How do we find love outside a day so saturated with heightened emotions and expectations?
“I love you so much,” “What are you doing tonight?” Ready-to-please hands swipe the last bouquets from local florists; Trader Joe’s flower supply ran dry days ago. It’s Valentines in Winston-Salem.
My date proudly disclosed that he reserved our table weeks in advance. Securing spots at Mozelle’s, Spring House, Quanto Basta or Cibo’s felt like hitting the jackpot. The meal was good, the conversation great, and the post-game… Well, let’s just say it flew off the handle. But now, just a few days later, I find myself wondering: Where did all the good feelings on campus go?
The lead-up to Valentine’s Day felt like the emotional swell in an Erik Satie composition. Beating hearts were in constant collision, electricity hijacked the air and pulled us together. It was as though a universal internal stream of consciousness was compelling us all to pour out protestations of love and cuddle with our shnookums.
Strangers smiled more, friends lingered in conversations with dreamy expressions, and couples — even the ones who usually have bees in their bonnets — were suspended in a kind of sweet space, whirling with magic and harmony. Confessions of our feelings, planning extravagant dates, and embracing our inner romantics became our nature. And then, as swiftly as it arrived, the mood dissolved come Feb. 15.
I have taken it upon myself to scrutinize this rapid and jarring rise and fall of fervent affection. Does Valentine’s Day reflect an organic expression of our love in abundance or is the guise of abundance merely tacking itself on for a few days in February? The answer likely lies somewhere en route between functional profit margins and basic tenets of social psychology.

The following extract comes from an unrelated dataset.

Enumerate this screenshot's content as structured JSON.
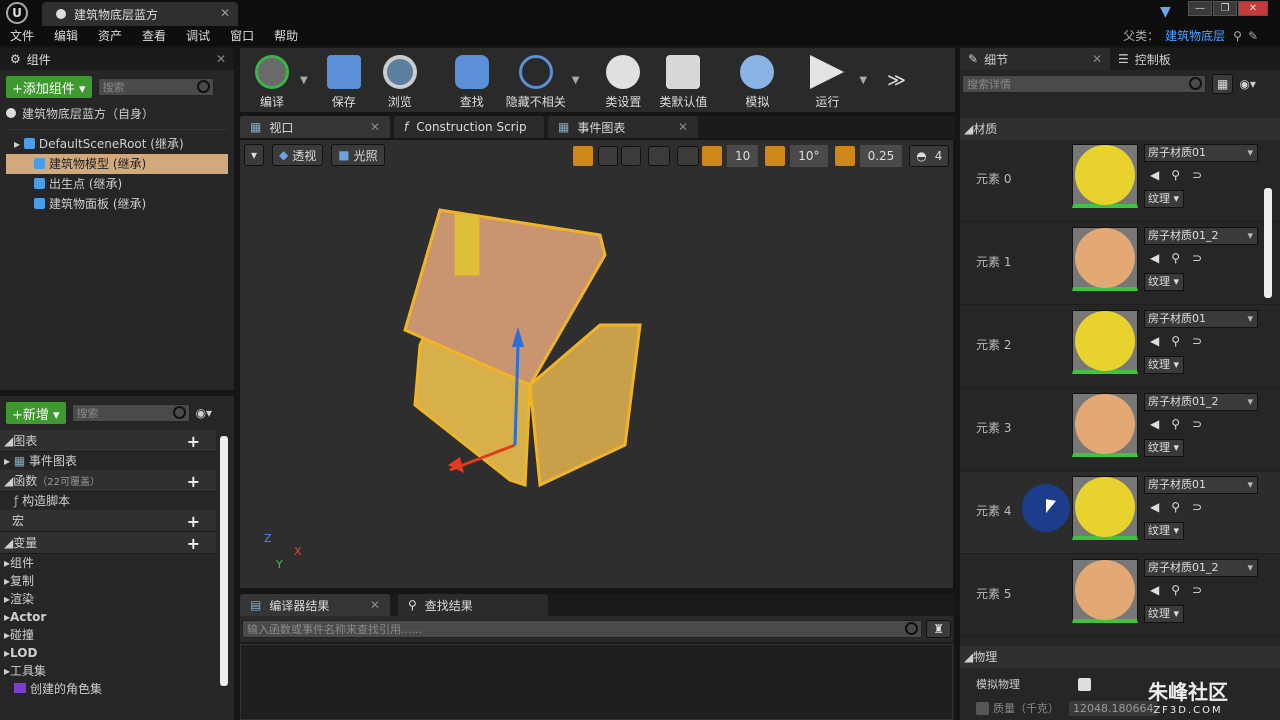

Valentine’s Day succeeds because its expectations are simple. We are tasked with the singular responsibility to love in excess – for one day exclusively. The temporal and fleeting quality of these expectations gives us a very convenient deadline to pen out a heartfelt letter or two and set aside a few fully present hours for our love. This ritualized outpouring feels good precisely because it’s framed as temporary and exceptional. But if love feels so good on Feb. 14, why can’t we sustain the good feelings year-round?
Why don’t we set daily expectations to be present, generous and kind to those we cherish?
Perhaps we’re afflicted with laziness. Perhaps we don’t want to wear ourselves out. Perhaps we haven’t figured out how to sustain true love and affection without the labyrinth of commercialized rituals to distract us from true feelings. Whatever the reason, our collective emotional reconfiguration each February reveals less about love itself and more about our societal reliance on external prompts to feel emotions deeply.
As Valentine’s goods are discounted on lonely supermarket shelves, we might begin to think about changing our approach. Love has no season. It’s not confined to any time or space, to no ruby bouquets or candles in the dark. If we can rewire our minds to love with such intensity for a single day, there is no reason we can’t mold ourselves to love with greater consistency, beyond the clock of the cherubic Roman God.
Perhaps we just want the adrenaline rush of a good reservation chase and finding a cute dress to wear, or a well-timed kiss on Trade Street. Nonetheless, it’s worthwhile to remember: that every fraction of creation has its invisible counterpart. Go nurture yours.